In the paintings that are gathered in the final room of the show, bits of Picasso and Grunewald are combined with floor plans that are said to represent a house in which Johns lived as a child. Here he is supposed to be in one of his meditative moods, a sort of fugue state in which art history and personal history begin to merge. This man whose idea of an homage is to do tracings after Cézanne is trying to convince us that he is keeping the high art tradition alive. Johns’s tamped-down palette doesn’t achieve the twilit poetry that he’s probably after, but the gun-metal color scheme does put us on notice that this is sober work. The most recent canvases are meant to convey an impression of middle-aged maturity, lessons learned, challenges met. These high-priced gray paintings are the art-world equivalent of a very expensive gray suit. They are engineered for importance.

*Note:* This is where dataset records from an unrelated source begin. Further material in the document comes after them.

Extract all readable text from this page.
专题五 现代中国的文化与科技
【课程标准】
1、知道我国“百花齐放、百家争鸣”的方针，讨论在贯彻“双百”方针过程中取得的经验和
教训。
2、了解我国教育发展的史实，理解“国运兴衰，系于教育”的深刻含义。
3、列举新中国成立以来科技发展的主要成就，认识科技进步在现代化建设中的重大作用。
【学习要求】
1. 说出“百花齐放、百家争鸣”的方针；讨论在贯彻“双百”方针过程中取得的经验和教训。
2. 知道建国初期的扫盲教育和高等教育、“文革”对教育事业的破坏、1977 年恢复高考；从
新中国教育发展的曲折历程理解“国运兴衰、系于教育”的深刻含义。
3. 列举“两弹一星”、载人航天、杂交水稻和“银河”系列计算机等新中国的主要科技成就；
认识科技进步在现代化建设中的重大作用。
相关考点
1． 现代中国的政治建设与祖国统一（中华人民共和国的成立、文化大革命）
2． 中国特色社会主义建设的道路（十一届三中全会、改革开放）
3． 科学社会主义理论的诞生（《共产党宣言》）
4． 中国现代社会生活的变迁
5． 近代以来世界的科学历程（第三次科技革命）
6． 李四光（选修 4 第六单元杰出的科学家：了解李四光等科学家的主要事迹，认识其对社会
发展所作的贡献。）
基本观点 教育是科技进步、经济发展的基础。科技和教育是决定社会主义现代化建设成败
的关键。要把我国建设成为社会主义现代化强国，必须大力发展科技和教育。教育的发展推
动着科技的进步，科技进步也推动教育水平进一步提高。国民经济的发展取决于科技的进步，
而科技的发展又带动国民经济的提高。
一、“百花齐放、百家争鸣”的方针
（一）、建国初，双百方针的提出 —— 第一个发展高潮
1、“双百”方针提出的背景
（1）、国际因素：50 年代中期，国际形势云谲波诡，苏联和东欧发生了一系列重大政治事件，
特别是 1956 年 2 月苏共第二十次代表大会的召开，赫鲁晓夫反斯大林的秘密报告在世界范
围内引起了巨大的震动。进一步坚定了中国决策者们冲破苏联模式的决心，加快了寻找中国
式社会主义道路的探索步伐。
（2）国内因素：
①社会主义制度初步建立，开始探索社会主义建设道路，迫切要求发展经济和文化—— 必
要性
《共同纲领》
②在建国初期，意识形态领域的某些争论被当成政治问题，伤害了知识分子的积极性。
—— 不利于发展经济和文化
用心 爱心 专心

Some people say that Jasper Johns has been making an impression for so long that by now he’s beyond the reach of criticism. Michael Kimmelman explained in his review of the Johns show in The New York Times that he doesn’t care for a lot of the work, but he also observed that “it’s pointless to argue about Mr. Johns’s place in history; this issue was settled decades ago.” By reassuring his readers that Johns really is an important artist, Kimmelman may intend to soften his own discomfort at finding himself on the wrong side of current taste. When Kimmelman concedes Johns his “place in history,” however, he’s jumping the gun. The idea that an artist who has been acclaimed for thirty-five years is a permanent fixture reflects a shortsighted view of history. Johns’s long relationship with the Museum of Modern Art proves nothing except that he is the closest thing to an official artist that we have, and that doesn’t prove much at all.

There are official artists, such as Velázquez, whom we count among the immortals. And there are official artists, such as Le Brun, who dominated France in the second half of the seventeenth century, filling Versailles much as Johns now fills the Modern, who hardly count with anybody today. Artists are hailed in one generation and forgotten two or three generations later. I wonder if Johns recalls an observation that his friend Duchamp made in 1966: “Success is just a brush fire, and one has to find wood to feed it.” Kirk Varnedoe has thrown on lots of wood, and the fire is burning furiously. This huge retrospective is the ultimate accolade that Johns will receive from his contemporaries. And in the heat of MoMA’s fire it’s easy to forget that what remains after the flames die down is another matter entirely.